Trois semaines après sa décision surprise d’invalider les résultats de l’élection présidentielle, le jugement complet de la Cour suprême était très attendu. Pendant plusieurs heures, la vice-présidente de l’institution, Philomena Mwilu, a décrit mercredi matin « des révélations perturbantes, voire saisissantes » sur la manière dont la Commission électorale (IEBC) a mené les élections.
« L’authenticité douteuse » des procès-verbaux
Parmi les griefs recensés à l’encontre de l’IEBC : la proclamation de la victoire de Uhuru Kenyatta avec 54,27 % des voix sur la foi de procès-verbaux émanant des circonscriptions électorales et « dont l’authenticité était parfois douteuse », sans avoir vérifié l’ensemble des PV des bureaux de vote.
Autre reproche : le refus de l’IEBC d’obtempérer à l’injonction de la Cour, qui réclamait l’accès à ses serveurs pour vérifier des accusations de piratage – affectant la transmission des résultats – formulées dans la plainte de l’opposition. « Notre ordonnance était une opportunité en or pour l’IEBC de présenter devant la Cour des preuves pour discréditer les affirmations du plaignant », l’opposant Raila Odinga, a déclaré la juge Mwilu.
L’IEBC avait justifié par un réseau internet limité le retard, voire l’absence, de nombreux procès-verbaux de bureaux de vote issus de zones reculées. La Cour suprême a rétorqué mercredi que l’IEBC aurait dû mettre en place « des systèmes de transmission alternatifs ».
« L’IEBC a outrageusement désobéi »
« Si l’IEBC n’avait rien à cacher, elle aurait volontiers fourni l’accès à ses serveurs informatiques et à l’historique de ses opérations, a-t-elle ajouté. Mais qu’a fait l’IEBC ? Elle a outrageusement désobéi à la Cour vis-à-vis de cette question cruciale. »
Les juges ont également noté l’absence de marques d’authentification ou de signatures d’assesseurs sur de nombreux procès-verbaux finalement publiés par l’IEBC après la proclamation des résultats, le 11 août. « S’il s’agissait de faux, qui les a introduits dans le système ? Et s’ils étaient authentiques, pourquoi étaient-ils différents des autres ? », a interrogé le président de la Cour suprême, David Maraga.
L’IEBC sera-t-elle en mesure d’organiser un second scrutin dans les temps ?

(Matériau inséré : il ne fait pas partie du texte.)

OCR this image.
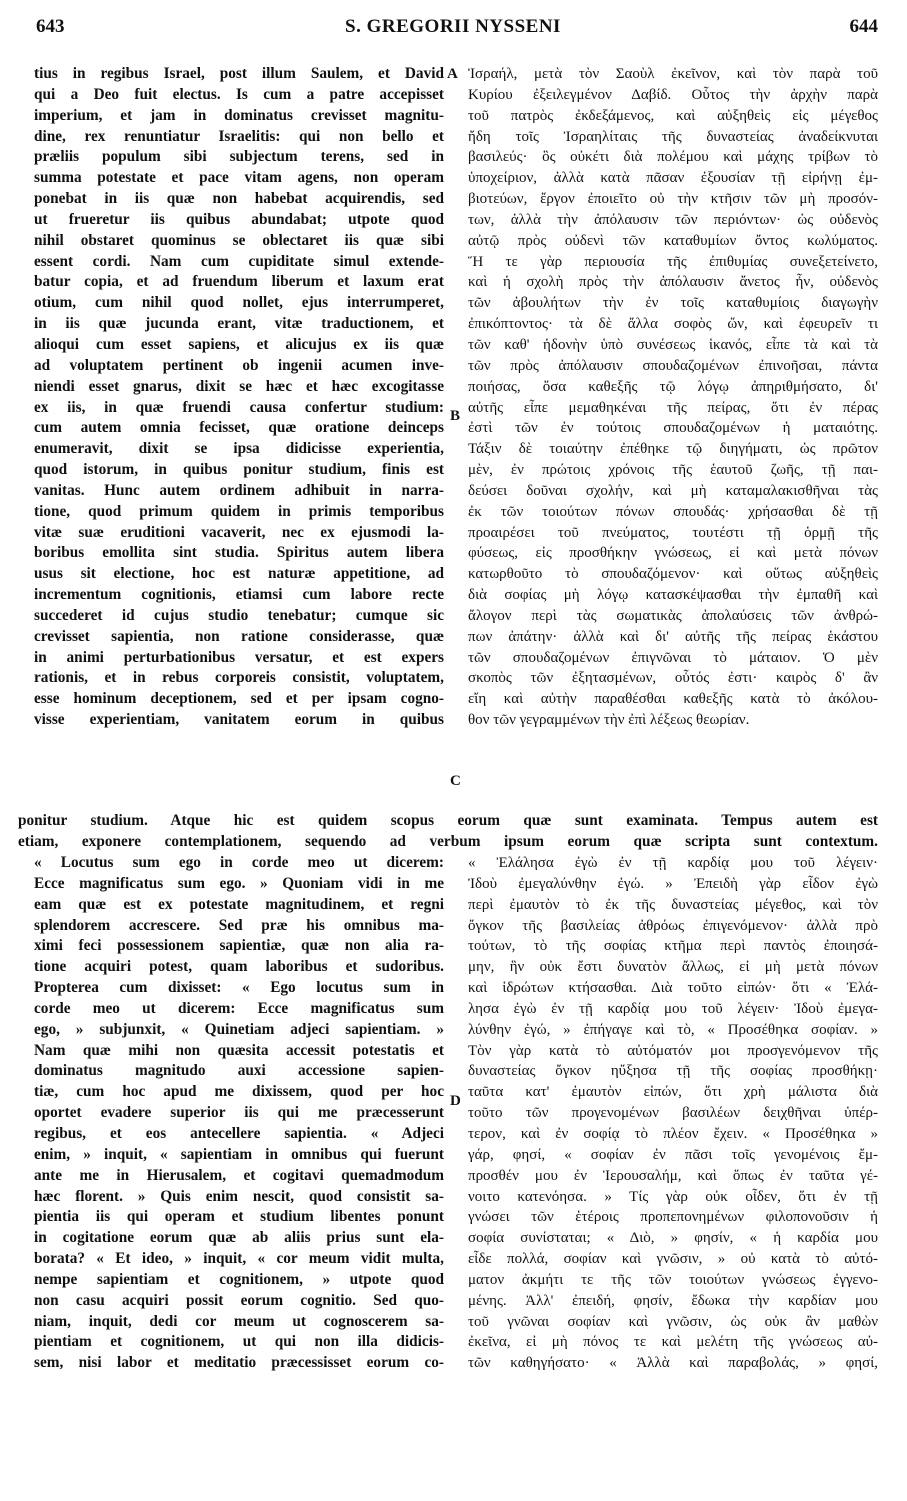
643	S. GREGORII NYSSENI	644
A
B
C
D
tius in regibus Israel, post illum Saulem, et David
qui a Deo fuit electus. Is cum a patre accepisset
imperium, et jam in dominatus crevisset magnitu-
dine, rex renuntiatur Israelitis: qui non bello et
præliis populum sibi subjectum terens, sed in
summa potestate et pace vitam agens, non operam
ponebat in iis quæ non habebat acquirendis, sed
ut frueretur iis quibus abundabat; utpote quod
nihil obstaret quominus se oblectaret iis quæ sibi
essent cordi. Nam cum cupiditate simul extende-
batur copia, et ad fruendum liberum et laxum erat
otium, cum nihil quod nollet, ejus interrumperet,
in iis quæ jucunda erant, vitæ traductionem, et
alioqui cum esset sapiens, et alicujus ex iis quæ
ad voluptatem pertinent ob ingenii acumen inve-
niendi esset gnarus, dixit se hæc et hæc excogitasse
ex iis, in quæ fruendi causa confertur studium:
cum autem omnia fecisset, quæ oratione deinceps
enumeravit, dixit se ipsa didicisse experientia,
quod istorum, in quibus ponitur studium, finis est
vanitas. Hunc autem ordinem adhibuit in narra-
tione, quod primum quidem in primis temporibus
vitæ suæ eruditioni vacaverit, nec ex ejusmodi la-
boribus emollita sint studia. Spiritus autem libera
usus sit electione, hoc est naturæ appetitione, ad
incrementum cognitionis, etiamsi cum labore recte
succederet id cujus studio tenebatur; cumque sic
crevisset sapientia, non ratione considerasse, quæ
in animi perturbationibus versatur, et est expers
rationis, et in rebus corporeis consistit, voluptatem,
esse hominum deceptionem, sed et per ipsam cogno-
visse experientiam, vanitatem eorum in quibus
Ἰσραήλ, μετὰ τὸν Σαοὺλ ἐκεῖνον, καὶ τὸν παρὰ τοῦ
Κυρίου ἐξειλεγμένον Δαβίδ. Οὗτος τὴν ἀρχὴν παρὰ
τοῦ πατρὸς ἐκδεξάμενος, καὶ αὐξηθεὶς εἰς μέγεθος
ἤδη τοῖς Ἰσραηλίταις τῆς δυναστείας ἀναδείκνυται
βασιλεύς· ὃς οὐκέτι διὰ πολέμου καὶ μάχης τρίβων τὸ
ὑποχείριον, ἀλλὰ κατὰ πᾶσαν ἐξουσίαν τῇ εἰρήνῃ ἐμ-
βιοτεύων, ἔργον ἐποιεῖτο οὐ τὴν κτῆσιν τῶν μὴ προσόν-
των, ἀλλὰ τὴν ἀπόλαυσιν τῶν περιόντων· ὡς οὐδενὸς
αὐτῷ πρὸς οὐδενὶ τῶν καταθυμίων ὄντος κωλύματος.
Ἥ τε γὰρ περιουσία τῆς ἐπιθυμίας συνεξετείνετο,
καὶ ἡ σχολὴ πρὸς τὴν ἀπόλαυσιν ἄνετος ἦν, οὐδενὸς
τῶν ἀβουλήτων τὴν ἐν τοῖς καταθυμίοις διαγωγὴν
ἐπικόπτοντος· τὰ δὲ ἄλλα σοφὸς ὤν, καὶ ἐφευρεῖν τι
τῶν καθ' ἡδονὴν ὑπὸ συνέσεως ἱκανός, εἶπε τὰ καὶ τὰ
τῶν πρὸς ἀπόλαυσιν σπουδαζομένων ἐπινοῆσαι, πάντα
ποιήσας, ὅσα καθεξῆς τῷ λόγῳ ἀπηριθμήσατο, δι'
αὐτῆς εἶπε μεμαθηκέναι τῆς πείρας, ὅτι ἐν πέρας
ἐστὶ τῶν ἐν τούτοις σπουδαζομένων ἡ ματαιότης.
Τάξιν δὲ τοιαύτην ἐπέθηκε τῷ διηγήματι, ὡς πρῶτον
μὲν, ἐν πρώτοις χρόνοις τῆς ἑαυτοῦ ζωῆς, τῇ παι-
δεύσει δοῦναι σχολήν, καὶ μὴ καταμαλακισθῆναι τὰς
ἐκ τῶν τοιούτων πόνων σπουδάς· χρήσασθαι δὲ τῇ
προαιρέσει τοῦ πνεύματος, τουτέστι τῇ ὁρμῇ τῆς
φύσεως, εἰς προσθήκην γνώσεως, εἰ καὶ μετὰ πόνων
κατωρθοῦτο τὸ σπουδαζόμενον· καὶ οὕτως αὐξηθεὶς
διὰ σοφίας μὴ λόγῳ κατασκέψασθαι τὴν ἐμπαθῆ καὶ
ἄλογον περὶ τὰς σωματικὰς ἀπολαύσεις τῶν ἀνθρώ-
πων ἀπάτην· ἀλλὰ καὶ δι' αὐτῆς τῆς πείρας ἑκάστου
τῶν σπουδαζομένων ἐπιγνῶναι τὸ μάταιον. Ὁ μὲν
σκοπὸς τῶν ἐξητασμένων, οὗτός ἐστι· καιρὸς δ' ἂν
εἴη καὶ αὐτὴν παραθέσθαι καθεξῆς κατὰ τὸ ἀκόλου-
θον τῶν γεγραμμένων τὴν ἐπὶ λέξεως θεωρίαν.
ponitur studium. Atque hic est quidem scopus eorum quæ sunt examinata. Tempus autem est
etiam, exponere contemplationem, sequendo ad verbum ipsum eorum quæ scripta sunt contextum.
« Locutus sum ego in corde meo ut dicerem:
Ecce magnificatus sum ego. » Quoniam vidi in me
eam quæ est ex potestate magnitudinem, et regni
splendorem accrescere. Sed præ his omnibus ma-
ximi feci possessionem sapientiæ, quæ non alia ra-
tione acquiri potest, quam laboribus et sudoribus.
Propterea cum dixisset: « Ego locutus sum in
corde meo ut dicerem: Ecce magnificatus sum
ego, » subjunxit, « Quinetiam adjeci sapientiam. »
Nam quæ mihi non quæsita accessit potestatis et
dominatus magnitudo auxi accessione sapien-
tiæ, cum hoc apud me dixissem, quod per hoc
oportet evadere superior iis qui me præcesserunt
regibus, et eos antecellere sapientia. « Adjeci
enim, » inquit, « sapientiam in omnibus qui fuerunt
ante me in Hierusalem, et cogitavi quemadmodum
hæc florent. » Quis enim nescit, quod consistit sa-
pientia iis qui operam et studium libentes ponunt
in cogitatione eorum quæ ab aliis prius sunt ela-
borata? « Et ideo, » inquit, « cor meum vidit multa,
nempe sapientiam et cognitionem, » utpote quod
non casu acquiri possit eorum cognitio. Sed quo-
niam, inquit, dedi cor meum ut cognoscerem sa-
pientiam et cognitionem, ut qui non illa didicis-
sem, nisi labor et meditatio præcessisset eorum co-
« Ἐλάλησα ἐγὼ ἐν τῇ καρδίᾳ μου τοῦ λέγειν·
Ἰδοὺ ἐμεγαλύνθην ἐγώ. » Ἐπειδὴ γὰρ εἶδον ἐγὼ
περὶ ἐμαυτὸν τὸ ἐκ τῆς δυναστείας μέγεθος, καὶ τὸν
ὄγκον τῆς βασιλείας ἀθρόως ἐπιγενόμενον· ἀλλὰ πρὸ
τούτων, τὸ τῆς σοφίας κτῆμα περὶ παντὸς ἐποιησά-
μην, ἣν οὐκ ἔστι δυνατὸν ἄλλως, εἰ μὴ μετὰ πόνων
καὶ ἱδρώτων κτήσασθαι. Διὰ τοῦτο εἰπών· ὅτι « Ἐλά-
λησα ἐγὼ ἐν τῇ καρδίᾳ μου τοῦ λέγειν· Ἰδοὺ ἐμεγα-
λύνθην ἐγώ, » ἐπήγαγε καὶ τὸ, « Προσέθηκα σοφίαν. »
Τὸν γὰρ κατὰ τὸ αὐτόματόν μοι προσγενόμενον τῆς
δυναστείας ὄγκον ηὔξησα τῇ τῆς σοφίας προσθήκῃ·
ταῦτα κατ' ἐμαυτὸν εἰπών, ὅτι χρὴ μάλιστα διὰ
τοῦτο τῶν προγενομένων βασιλέων δειχθῆναι ὑπέρ-
τερον, καὶ ἐν σοφίᾳ τὸ πλέον ἔχειν. « Προσέθηκα »
γάρ, φησί, « σοφίαν ἐν πᾶσι τοῖς γενομένοις ἔμ-
προσθέν μου ἐν Ἱερουσαλήμ, καὶ ὅπως ἐν ταῦτα γέ-
νοιτο κατενόησα. » Τίς γὰρ οὐκ οἶδεν, ὅτι ἐν τῇ
γνώσει τῶν ἑτέροις προπεπονημένων φιλοπονοῦσιν ἡ
σοφία συνίσταται; « Διὸ, » φησίν, « ἡ καρδία μου
εἶδε πολλά, σοφίαν καὶ γνῶσιν, » οὐ κατὰ τὸ αὐτό-
ματον ἀκμήτι τε τῆς τῶν τοιούτων γνώσεως ἐγγενο-
μένης. Ἀλλ' ἐπειδή, φησίν, ἔδωκα τὴν καρδίαν μου
τοῦ γνῶναι σοφίαν καὶ γνῶσιν, ὡς οὐκ ἂν μαθὼν
ἐκεῖνα, εἰ μὴ πόνος τε καὶ μελέτη τῆς γνώσεως αὐ-
τῶν καθηγήσατο· « Ἀλλὰ καὶ παραβολάς, » φησί,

La Cour n’a d’autre choix que de conclure que « le système informatique a été infiltré et compromis, et que les informations s’y trouvant ont été modifiées, ou que des responsables de l’IEBC eux-mêmes ont modifié ces informations, ou que l’IEBC a gâché le système de transmission (des résultats) et n’a pas été en mesure de vérifier les informations ».
La Commission électorale a fixé au 17 octobre la date de la nouvelle présidentielle. Un délai très court, au vu des nombreux désaccords entre les différents acteurs sur la marche à suivre, qui laisse planer le doute sur la capacité de l’IEBC à organiser ce scrutin à temps.